Great Bend - From Great Bend comes the harrowing tale, by drowning, of Rolin, the little son of Mr. and Mrs. P. S. McDaniel of that place, in the Gillespie Creek, on Sunday afternoon. The child, who was between the ages of two and three years was playing with several other children on the bank of the creek, throwing stones into the water from the road bridge, when he suddenly lost his balance and fell into and fell into the swollen stream. The strong current carried the little fellow down stream, and the remaining children, by their cries, attracted the attention of men at work nearby to the spot. The child had then been carried along some distance, and they followed as rapidly as possible. A dog belonging to R. T. Gillespie plunged into the turbid water and grasped the child's clothing in his teeth, but was unable to tow the unconscious child to the shore. The body was finally lost to view and it was feared it had been carried out into the river, which was but a short distance from the scene of the accident. A thorough search, however, revealed the body lodged in the bushes at the mouth of the creek, after being in this water for half an hour. Dr. E. P. Hines was called and efforts were made to resuscitate the child, but without success.
Montrose - The Montrose Telephone & Telegraph company have been at work this week erecting poles on Public avenue, preparatory to stringing a cable and establishing themselves in their new exchange, over Pope's express office.
Welsh Hill - The first electric storm of the season passed over this place Friday evening, lightning striking the large barn of Henry Butler, doing considerable damage to the barn and killing a St. Bernard dog.
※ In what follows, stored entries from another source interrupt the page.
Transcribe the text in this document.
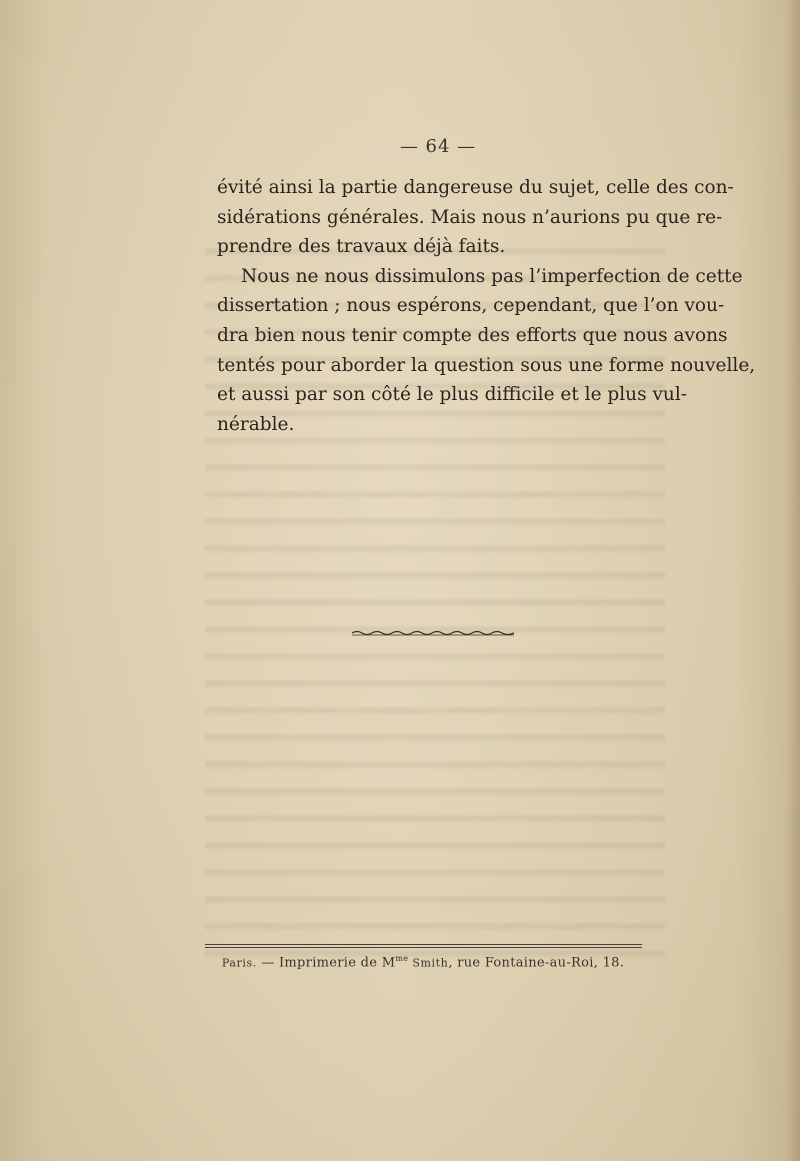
— 64 —
évité ainsi la partie dangereuse du sujet, celle des con-
sidérations générales. Mais nous n’aurions pu que re-
prendre des travaux déjà faits.
Nous ne nous dissimulons pas l’imperfection de cette
dissertation ; nous espérons, cependant, que l’on vou-
dra bien nous tenir compte des efforts que nous avons
tentés pour aborder la question sous une forme nouvelle,
et aussi par son côté le plus difficile et le plus vul-
nérable.
Paris. — Imprimerie de $M^{me}$ Smith, rue Fontaine-au-Roi, 18.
Dimock - George W. Woodruff was on Saturday appointed by the President to be Assistant Attorney General of the United States, detailed to the Department of the Interior. He has been connected with the Forest Service since Dec. 3, 1903. He was originally selected to take charge of the legal work of the Forest Service when that work began to assume importance, because he was known by Mr. Pinchot to possess special qualifications for this work. Since the transfer of the Administration Department to the Department of Agriculture the questions of law involved in the work of the Forest Service have made Mr. Woodruff intimately familiar with the workings of every phase of the public land laws. Mr. Woodruff was born in Dimock, Pa., Feb. 22, 1864. He spent most of his boyhood on a farm, taught school at 15, graduated first in his class from a state normal school, worked awhile on the farm, and in 1885 decided to enter Yale. At Yale he was Phi Beta Kappa. He was on four varsity teams, rowed on four crews, and was a member of the track team. In his senior year he was captain of the Yale crew, which never lost a race during his college course. He is a member of Phi Epsilon and of the Yale Skull and Bones Society
News Briefs: Go out in the garden and dig some horseradish. It's good for you at this time of the year. AND Now that the warm spring days are on deck, the baseball fever is beginning to make itself felt among the sporting element. Groups gather and discuss the matter before and after school hours. In fact, some of the enthusiasts of that sport have already used their pedal extremities in making a home run on the diamond.